だが、豪州とナバルとの潜水艦契約がなかなか進まなかったことや、仏防衛産業に対する信用が下がる可能性を踏まえると、タレスが近年重要な市場としてきた豪州での成長は限られるかもしれないとする声もある。

「これは当然ながらナバル・グループにとって汚点となる」とトゥーサ氏は言う。そしてタレスには「豪州市場での勢いを失い、足が止まる」ことを意味するという。

タレスはこの見方を「誤解」だと退ける。

同社の広報担当者は「12カ所の主要拠点に3800人の従業員を持つタレス・オーストラリアはオーストラリア企業で、オーストラリア内の防衛産業をリードする存在であり、30年以上にわたりオーストラリア国防軍の信頼あるパートナーとなっていることを忘れてはならない」と述べた。

欧州防衛産業、統合できない事情

仏パリ、豪キャンベラの両首都で弁護士が補償の詳細について協議する一方、フランスの防衛企業は、欧州内の協力強化を求めることになるだろう。より一貫性のある欧州連合(EU)の戦略を打ち出しているマクロン氏の姿勢を反映することになる。防衛問題の専門家は以前から、細切れ状態の欧州防衛産業の統合を進めるよう求めている。各国での予算拡大につなげることが狙いの一つだが、国家主権の問題が乗り越え難い壁となっている。

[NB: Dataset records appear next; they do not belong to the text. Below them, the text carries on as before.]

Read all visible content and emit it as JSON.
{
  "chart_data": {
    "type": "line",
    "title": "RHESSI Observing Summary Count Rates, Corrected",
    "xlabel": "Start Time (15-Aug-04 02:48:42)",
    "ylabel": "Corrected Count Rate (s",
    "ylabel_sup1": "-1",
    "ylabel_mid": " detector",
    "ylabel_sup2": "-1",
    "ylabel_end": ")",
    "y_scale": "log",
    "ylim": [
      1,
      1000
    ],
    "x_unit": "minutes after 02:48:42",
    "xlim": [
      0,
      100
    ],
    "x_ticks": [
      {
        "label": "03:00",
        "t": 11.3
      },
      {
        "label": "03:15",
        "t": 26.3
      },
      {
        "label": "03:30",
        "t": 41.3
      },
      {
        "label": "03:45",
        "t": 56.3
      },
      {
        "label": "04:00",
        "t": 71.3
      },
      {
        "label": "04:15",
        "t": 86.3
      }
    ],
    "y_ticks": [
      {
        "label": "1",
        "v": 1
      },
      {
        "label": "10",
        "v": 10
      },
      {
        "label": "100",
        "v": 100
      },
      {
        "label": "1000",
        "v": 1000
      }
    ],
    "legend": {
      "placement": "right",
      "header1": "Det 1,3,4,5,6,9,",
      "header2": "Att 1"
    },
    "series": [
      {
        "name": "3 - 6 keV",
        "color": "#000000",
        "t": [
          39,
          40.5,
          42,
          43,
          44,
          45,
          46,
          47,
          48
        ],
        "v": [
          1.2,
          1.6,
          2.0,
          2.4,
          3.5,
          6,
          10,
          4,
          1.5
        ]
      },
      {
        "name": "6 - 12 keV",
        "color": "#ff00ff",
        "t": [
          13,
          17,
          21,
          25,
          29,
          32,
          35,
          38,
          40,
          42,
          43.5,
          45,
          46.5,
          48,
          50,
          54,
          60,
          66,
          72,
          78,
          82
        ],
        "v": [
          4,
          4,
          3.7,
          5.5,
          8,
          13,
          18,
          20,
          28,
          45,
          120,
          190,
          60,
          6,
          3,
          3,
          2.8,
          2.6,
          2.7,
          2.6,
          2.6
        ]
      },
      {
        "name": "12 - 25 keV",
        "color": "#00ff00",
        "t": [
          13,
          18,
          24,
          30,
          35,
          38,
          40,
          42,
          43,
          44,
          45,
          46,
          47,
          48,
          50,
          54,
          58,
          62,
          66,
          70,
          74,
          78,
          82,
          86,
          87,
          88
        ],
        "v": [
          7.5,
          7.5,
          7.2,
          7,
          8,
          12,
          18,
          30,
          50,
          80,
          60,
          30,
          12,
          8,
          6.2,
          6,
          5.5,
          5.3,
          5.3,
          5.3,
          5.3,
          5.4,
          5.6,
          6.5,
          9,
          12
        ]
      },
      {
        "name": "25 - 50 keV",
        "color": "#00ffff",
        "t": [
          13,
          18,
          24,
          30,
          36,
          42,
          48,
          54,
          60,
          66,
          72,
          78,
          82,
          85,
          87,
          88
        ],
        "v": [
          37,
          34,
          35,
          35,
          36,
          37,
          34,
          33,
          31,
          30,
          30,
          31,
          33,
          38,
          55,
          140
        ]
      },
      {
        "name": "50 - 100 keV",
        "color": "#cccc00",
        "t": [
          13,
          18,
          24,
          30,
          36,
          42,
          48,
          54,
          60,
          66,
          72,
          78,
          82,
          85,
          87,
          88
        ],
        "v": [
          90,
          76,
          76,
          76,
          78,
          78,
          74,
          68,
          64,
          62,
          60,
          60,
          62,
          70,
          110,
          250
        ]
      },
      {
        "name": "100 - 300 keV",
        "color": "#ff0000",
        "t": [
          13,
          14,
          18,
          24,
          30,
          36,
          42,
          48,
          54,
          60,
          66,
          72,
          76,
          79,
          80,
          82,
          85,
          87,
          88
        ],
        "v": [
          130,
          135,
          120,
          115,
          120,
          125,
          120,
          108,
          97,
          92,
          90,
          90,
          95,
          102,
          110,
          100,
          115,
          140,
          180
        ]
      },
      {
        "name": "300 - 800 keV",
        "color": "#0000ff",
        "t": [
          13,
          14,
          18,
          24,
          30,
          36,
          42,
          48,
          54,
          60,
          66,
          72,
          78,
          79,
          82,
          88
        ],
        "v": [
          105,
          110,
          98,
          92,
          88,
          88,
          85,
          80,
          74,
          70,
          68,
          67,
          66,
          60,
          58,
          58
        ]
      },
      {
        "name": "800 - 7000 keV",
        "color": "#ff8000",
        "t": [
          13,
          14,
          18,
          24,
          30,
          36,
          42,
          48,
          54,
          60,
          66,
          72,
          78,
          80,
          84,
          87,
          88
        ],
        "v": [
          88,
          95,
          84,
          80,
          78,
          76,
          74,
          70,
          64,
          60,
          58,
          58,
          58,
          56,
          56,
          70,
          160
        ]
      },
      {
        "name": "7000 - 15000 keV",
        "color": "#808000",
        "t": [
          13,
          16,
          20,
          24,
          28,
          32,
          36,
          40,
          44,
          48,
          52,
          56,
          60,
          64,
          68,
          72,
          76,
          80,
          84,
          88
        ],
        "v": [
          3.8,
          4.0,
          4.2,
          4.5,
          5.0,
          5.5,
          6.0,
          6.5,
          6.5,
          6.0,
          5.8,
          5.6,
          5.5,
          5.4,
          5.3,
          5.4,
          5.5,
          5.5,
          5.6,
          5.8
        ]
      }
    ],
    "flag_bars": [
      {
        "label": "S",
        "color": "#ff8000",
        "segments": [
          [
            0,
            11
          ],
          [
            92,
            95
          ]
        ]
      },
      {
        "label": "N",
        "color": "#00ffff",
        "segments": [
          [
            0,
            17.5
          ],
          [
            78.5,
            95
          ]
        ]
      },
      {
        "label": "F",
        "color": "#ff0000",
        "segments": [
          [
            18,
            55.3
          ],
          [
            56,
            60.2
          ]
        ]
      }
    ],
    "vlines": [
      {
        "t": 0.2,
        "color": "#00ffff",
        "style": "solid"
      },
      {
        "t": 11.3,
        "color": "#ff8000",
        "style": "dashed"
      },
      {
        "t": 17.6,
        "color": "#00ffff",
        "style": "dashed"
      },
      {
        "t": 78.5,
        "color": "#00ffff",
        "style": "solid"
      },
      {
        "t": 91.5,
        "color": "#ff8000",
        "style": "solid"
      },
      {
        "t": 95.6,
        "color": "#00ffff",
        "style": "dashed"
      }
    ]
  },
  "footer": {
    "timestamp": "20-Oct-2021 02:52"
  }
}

「欧州はもっと団結する必要がある」と、ある仏企業幹部は話す。

仏国防省のグランジャン報道官は、フランスがEUの防衛イニシアチブに今後6年間で80億ユーロを投じると発表した際、契約破棄について「我々が欧州諸国との連携を強めることにつながる」はずだと述べた。

だが、一部のEU諸国は懐疑的だ。シンクタンクであるドイツ外交問題評議会のクリスティアン・メリング調査部長は、防衛産業の統合構想に関する議論は「30年前から続いているが、合併した企業はない」と指摘する。

フランスは「防衛産業を自国の至宝ととらえているだけに、統合に応じる」ことはないだろうと、メリング氏は付け加えた。